If one once accepts the fact that clocks are to be used as exhibition pieces, then one thinks of Mangiarotti and his beautiful, sophisticated Secticon range. He aimed "to create forms expressing a new standard of precision" (the transistorised movement for the clocks, made in Switzerland, is accurate within two seconds a day). He worked for three years to produce his first three models, making special studies of the problems of the clock face. Beyond the purely functional aspects, he was aiming to make a clock shape with "a certain presence". In fact he too was aiming for a monument of sorts. His clocks, in their synthetic resin cases, are expensive and extraordinary.
If, on the other hand, one refuses to allow a clock this "certain presence" - if one only wants a time-piece-the simplest, most straightforward, economic and most modern of solutions is Bonetto's, from Milan. His Sfericlock, a moulded plastic ball, is very cheap: as cheap as the tinniest of British alarms. It is also widely distributed in Italy. It has even been competently copied in Japan.
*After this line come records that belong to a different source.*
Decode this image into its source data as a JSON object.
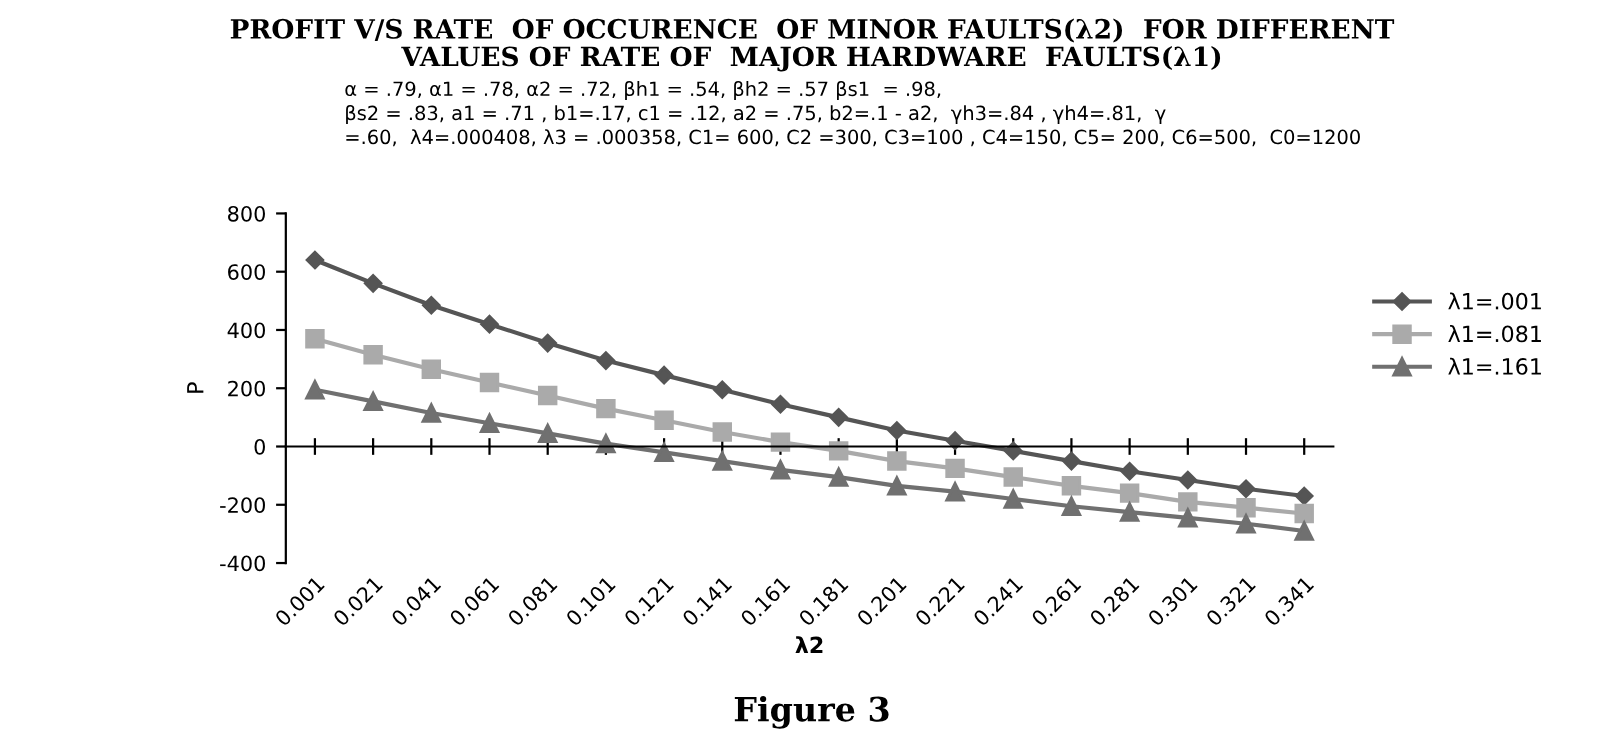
{
  "chart_data": {
    "type": "line",
    "title": "PROFIT V/S RATE  OF OCCURENCE  OF MINOR FAULTS(λ2)  FOR DIFFERENT\nVALUES OF RATE OF  MAJOR HARDWARE  FAULTS(λ1)",
    "xlabel": "λ2",
    "ylabel": "P",
    "annotations": [
      "α = .79, α1 = .78, α2 = .72, βh1 = .54, βh2 = .57 βs1  = .98,\nβs2 = .83, a1 = .71 , b1=.17, c1 = .12, a2 = .75, b2=.1 - a2,  γh3=.84 , γh4=.81,  γ\n=.60,  λ4=.000408, λ3 = .000358, C1= 600, C2 =300, C3=100 , C4=150, C5= 200, C6=500,  C0=1200",
      "Figure 3"
    ],
    "categories": [
      "0.001",
      "0.021",
      "0.041",
      "0.061",
      "0.081",
      "0.101",
      "0.121",
      "0.141",
      "0.161",
      "0.181",
      "0.201",
      "0.221",
      "0.241",
      "0.261",
      "0.281",
      "0.301",
      "0.321",
      "0.341"
    ],
    "series": [
      {
        "name": "λ1=.001",
        "color": "#555555",
        "marker": "diamond",
        "values": [
          640,
          560,
          485,
          420,
          355,
          295,
          245,
          195,
          145,
          100,
          55,
          20,
          -15,
          -50,
          -85,
          -115,
          -145,
          -170
        ]
      },
      {
        "name": "λ1=.081",
        "color": "#aaaaaa",
        "marker": "square",
        "values": [
          370,
          315,
          265,
          220,
          175,
          130,
          90,
          50,
          15,
          -15,
          -50,
          -75,
          -105,
          -135,
          -160,
          -190,
          -210,
          -230
        ]
      },
      {
        "name": "λ1=.161",
        "color": "#707070",
        "marker": "triangle",
        "values": [
          195,
          155,
          115,
          80,
          45,
          10,
          -20,
          -50,
          -80,
          -105,
          -135,
          -155,
          -180,
          -205,
          -225,
          -245,
          -265,
          -290
        ]
      }
    ],
    "ylim": [
      -400,
      800
    ],
    "yticks": [
      -400,
      -200,
      0,
      200,
      400,
      600,
      800
    ],
    "legend": "right"
  }
}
Who thinks about the future? Where are the British equivalents? What clockmaker tries to compete with the Secticon range? Who (except Aram) sells a Sfericlock? Who thinks about the development of clock design in breadth?
What are the prospects for photoelectric and electronic clocks? For clocks which convert sunlight into running power? For clocks which gather in their energy from changes in air temperature ?
What- nearer home - are the possibilities for digital clocks to replace the normal dial-type? An interesting programme of research has proved already that in certain situations (say, control of transport) digital displays are much more accurately read. A Japanese domestic clock, the Copal, with a system of motorised digits, is now in Britain. Have our native manufacturers been taken by surprise?